The respondent, David Edward Furey, was convicted of breaking and entering into a dwelling, assault with a weapon, assault causing bodily harm, possession of a knife for a purpose dangerous to the public peace, and breach of an undertaking. At trial, the judge admitted, for the truth of its contents, a videotaped out of court statement given by one of the complainants, who subsequently died of unrelated causes. The statement was given to the police soon after the altercations.

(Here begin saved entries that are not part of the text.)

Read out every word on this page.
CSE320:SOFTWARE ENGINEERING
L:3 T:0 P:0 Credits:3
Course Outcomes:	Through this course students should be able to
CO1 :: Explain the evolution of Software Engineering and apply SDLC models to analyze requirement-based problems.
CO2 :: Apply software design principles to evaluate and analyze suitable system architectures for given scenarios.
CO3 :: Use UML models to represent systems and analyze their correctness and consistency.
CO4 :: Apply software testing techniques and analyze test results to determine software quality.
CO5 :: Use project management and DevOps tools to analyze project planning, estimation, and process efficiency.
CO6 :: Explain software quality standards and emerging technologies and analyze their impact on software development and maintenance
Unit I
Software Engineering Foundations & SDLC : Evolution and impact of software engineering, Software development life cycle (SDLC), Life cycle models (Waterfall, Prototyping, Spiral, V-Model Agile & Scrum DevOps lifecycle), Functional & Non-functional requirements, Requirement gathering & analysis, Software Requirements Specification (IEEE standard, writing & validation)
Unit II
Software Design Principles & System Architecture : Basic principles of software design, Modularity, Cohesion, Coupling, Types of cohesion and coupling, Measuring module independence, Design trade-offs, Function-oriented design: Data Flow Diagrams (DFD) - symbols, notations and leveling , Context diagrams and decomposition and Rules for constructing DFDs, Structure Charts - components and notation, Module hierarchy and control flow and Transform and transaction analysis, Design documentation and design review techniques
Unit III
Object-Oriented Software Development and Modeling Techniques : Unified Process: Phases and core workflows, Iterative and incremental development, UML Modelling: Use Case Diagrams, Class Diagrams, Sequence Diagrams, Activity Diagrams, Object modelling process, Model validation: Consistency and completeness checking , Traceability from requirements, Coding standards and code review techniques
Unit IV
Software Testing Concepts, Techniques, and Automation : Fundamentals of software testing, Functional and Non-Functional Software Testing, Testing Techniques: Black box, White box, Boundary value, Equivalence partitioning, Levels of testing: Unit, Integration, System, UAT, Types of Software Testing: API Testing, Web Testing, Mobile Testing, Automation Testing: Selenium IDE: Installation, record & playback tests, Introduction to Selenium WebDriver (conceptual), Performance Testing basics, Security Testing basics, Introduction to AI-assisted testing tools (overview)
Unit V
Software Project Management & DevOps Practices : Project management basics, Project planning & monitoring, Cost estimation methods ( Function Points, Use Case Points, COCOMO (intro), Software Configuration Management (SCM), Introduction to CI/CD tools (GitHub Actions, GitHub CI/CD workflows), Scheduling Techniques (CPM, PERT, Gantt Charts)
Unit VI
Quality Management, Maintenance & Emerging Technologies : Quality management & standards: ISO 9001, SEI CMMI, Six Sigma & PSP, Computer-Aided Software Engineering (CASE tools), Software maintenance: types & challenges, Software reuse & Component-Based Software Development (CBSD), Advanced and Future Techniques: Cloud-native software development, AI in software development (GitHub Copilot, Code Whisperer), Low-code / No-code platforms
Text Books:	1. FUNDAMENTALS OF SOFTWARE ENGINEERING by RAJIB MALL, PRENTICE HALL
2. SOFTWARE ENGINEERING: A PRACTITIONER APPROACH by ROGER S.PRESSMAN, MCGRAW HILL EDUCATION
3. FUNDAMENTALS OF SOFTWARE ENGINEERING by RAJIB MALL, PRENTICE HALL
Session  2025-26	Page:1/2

A majority of the Court of Appeal allowed Mr. Furey’s appeal from convictions, set aside the decision of the trial judge, including the voir dire decision regarding the admissibility of the complainant’s out-of-court statement, and ordered a new trial. The majority concluded that the trial judge applied an erroneous statement of the law — that where there is greater necessity, less reliability is acceptable. As a result of her reliance on this statement, the trial judge erred in admitting the complainant’s out of court statement for the truth of its contents: she permitted the admissibility of the hearsay evidence without requiring that the requisite degree of reliability be established. In dissent, Knickle J.A. would have dismissed the appeal. In her view, the trial judge committed no error in her application of the principled approach to the hearsay evidence, as she engaged in the skeptical and cautious analysis that was required before admitting the statement, including that the two criteria of necessity and reliability must be assessed in tandem and with flexibility.

Argued Date



Criminal law - Evidence, Admissibility, Hearsay - Criminal law — Evidence — Admissibility — Hearsay — Videotaped out of court statement given by complainant who died before trial — Whether the majority of the Newfoundland and Labrador Court of Appeal erred in law in allowing the appeal, setting aside the convictions and ordering a new trial because the trial judge failed to apply the correct legal principles in assessing the “threshold” admissibility of an out of court statement.